Last week exhibited a steady price action for the king of crypto, which closed at $35,000, marking a 1.4% increase compared to the previous week's closing price.

After five weeks of consistent growth, Bitcoin, the world's first-ever crypto asset and the largest by market capitalization, saw a decrease in dominance, closing the week at 53% compared to the previous week's 54.1%.

The recent shift in Bitcoin dominance suggests that new investors are entering the market following a prolonged period of market downtrend, according to Matteo Greco, a Research Analyst at the publicly listed digital asset and fintech investment business Fineqia International.

"The rise in BTC dominance over the past few weeks resulted from investors exiting various altcoin positions and shifting their focus to BTC, anticipating the opportunity to redirect these funds into emerging altcoins for the upcoming cycle. The decline in dominance after five consecutive weeks of increase marks the first signs of heightened investor interest in altcoins, indicating a riskier market stance," Greco explained in a note sent to International Business Times.
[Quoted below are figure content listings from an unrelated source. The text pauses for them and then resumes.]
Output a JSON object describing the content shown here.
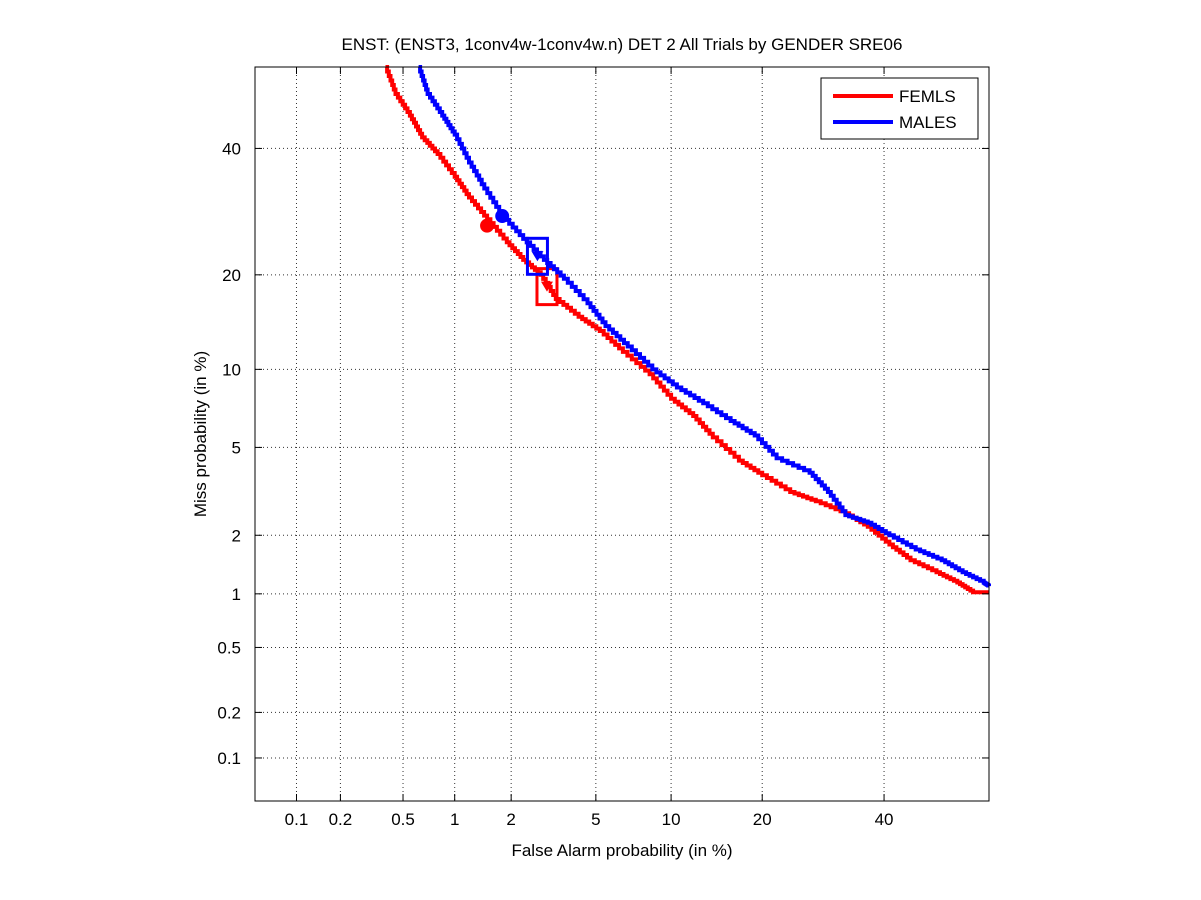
{
  "chart_data": {
    "type": "line",
    "title": "ENST: (ENST3, 1conv4w-1conv4w.n) DET 2 All Trials by GENDER SRE06",
    "xlabel": "False Alarm probability (in %)",
    "ylabel": "Miss probability (in %)",
    "scale": "normal-deviate (probit) on both axes",
    "grid": true,
    "legend_position": "top-right",
    "xlim": [
      0.05,
      60
    ],
    "ylim": [
      0.05,
      55
    ],
    "xticks": [
      0.1,
      0.2,
      0.5,
      1,
      2,
      5,
      10,
      20,
      40
    ],
    "xtick_labels": [
      "0.1",
      "0.2",
      "0.5",
      "1",
      "2",
      "5",
      "10",
      "20",
      "40"
    ],
    "yticks": [
      0.1,
      0.2,
      0.5,
      1,
      2,
      5,
      10,
      20,
      40
    ],
    "ytick_labels": [
      "0.1",
      "0.2",
      "0.5",
      "1",
      "2",
      "5",
      "10",
      "20",
      "40"
    ],
    "series": [
      {
        "name": "FEMLS",
        "color": "#ff0000",
        "points": [
          [
            0.39,
            55
          ],
          [
            0.45,
            50
          ],
          [
            0.55,
            46
          ],
          [
            0.65,
            42
          ],
          [
            0.8,
            39
          ],
          [
            1.0,
            35
          ],
          [
            1.2,
            31.5
          ],
          [
            1.5,
            28
          ],
          [
            1.9,
            24.5
          ],
          [
            2.3,
            22
          ],
          [
            2.8,
            20
          ],
          [
            3.3,
            17
          ],
          [
            4.2,
            15
          ],
          [
            5.2,
            13.5
          ],
          [
            6.5,
            11.5
          ],
          [
            8.3,
            9.6
          ],
          [
            10,
            7.8
          ],
          [
            12,
            6.7
          ],
          [
            14,
            5.5
          ],
          [
            17,
            4.4
          ],
          [
            20,
            3.8
          ],
          [
            24,
            3.2
          ],
          [
            28,
            2.9
          ],
          [
            33,
            2.55
          ],
          [
            37,
            2.2
          ],
          [
            41,
            1.8
          ],
          [
            45,
            1.5
          ],
          [
            50,
            1.3
          ],
          [
            54,
            1.15
          ],
          [
            57,
            1.02
          ],
          [
            60,
            1.02
          ]
        ],
        "min_dcf": [
          1.5,
          27
        ],
        "actual_dcf": [
          3.0,
          18.5
        ]
      },
      {
        "name": "MALES",
        "color": "#0000ff",
        "points": [
          [
            0.62,
            55
          ],
          [
            0.7,
            50
          ],
          [
            0.85,
            46
          ],
          [
            1.0,
            42.5
          ],
          [
            1.2,
            37.5
          ],
          [
            1.45,
            33
          ],
          [
            1.8,
            28.5
          ],
          [
            2.3,
            25
          ],
          [
            2.9,
            22
          ],
          [
            3.6,
            19.5
          ],
          [
            4.6,
            16.5
          ],
          [
            5.5,
            14
          ],
          [
            6.8,
            12
          ],
          [
            8.5,
            10
          ],
          [
            10.5,
            8.6
          ],
          [
            13,
            7.5
          ],
          [
            16,
            6.4
          ],
          [
            19,
            5.6
          ],
          [
            22,
            4.5
          ],
          [
            27,
            3.9
          ],
          [
            30,
            3.2
          ],
          [
            33,
            2.5
          ],
          [
            37,
            2.3
          ],
          [
            41,
            2.0
          ],
          [
            46,
            1.7
          ],
          [
            51,
            1.5
          ],
          [
            55,
            1.3
          ],
          [
            59,
            1.15
          ],
          [
            60,
            1.1
          ]
        ],
        "min_dcf": [
          1.8,
          28.5
        ],
        "actual_dcf": [
          2.7,
          22.5
        ]
      }
    ]
  }
}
"This trend is evident in the Total3 metric, representing the total digital asset market cap excluding Bitcoin and Ethereum, which currently stands at around $383.7 billion, the highest level since mid-April 2023. This shows an increased investor focus on riskier, less liquid assets, common during periods of restored market confidence," the research analyst added.

The hype surrounding the spot Bitcoin exchange-traded fund (ETF) filings is still alive, according to Greco, with the regulator's approval expected to attract significant investments from the traditional finance sector, while a rejection is predicted to have a short-term negative impact.

"The focus remains on BTC Spot ETF filings, with the impending final decision on the 21Shares filing by the SEC and other mirrored filings, expected in just a couple of months. The deadline for the decision on the 21Shares application is set for January 10, 2024, with expectations that the SEC will either accept or reject all applications due to their similarity, without granting a first-mover advantage to any issuer," the Fineqia International research analyst explained.

"An SEC approval would likely attract substantial investments from traditional finance, inviting high-net-worth investors and further solidifying digital assets as a widely accepted asset class. Conversely, a rejection would likely yield a short-term negative impact, given the existing investor confidence that approval is on the horizon, partly factored into current market sentiment," Greco added.

As of 1:20 p.m. ET on Monday, BTC was trading in the red zone at $34,952.25, with a 24-hour trading volume up by 21.13% at $13,618,902,571, representing a 0.75% decrease in the last 24 hours and a 1.5% gain over the past seven days.

Data from CoinMarketCap revealed that Bitcoin's total circulating supply stands at 19,534,937 BTC, with its value down by 0.70% at a $682,458,905,090 market cap.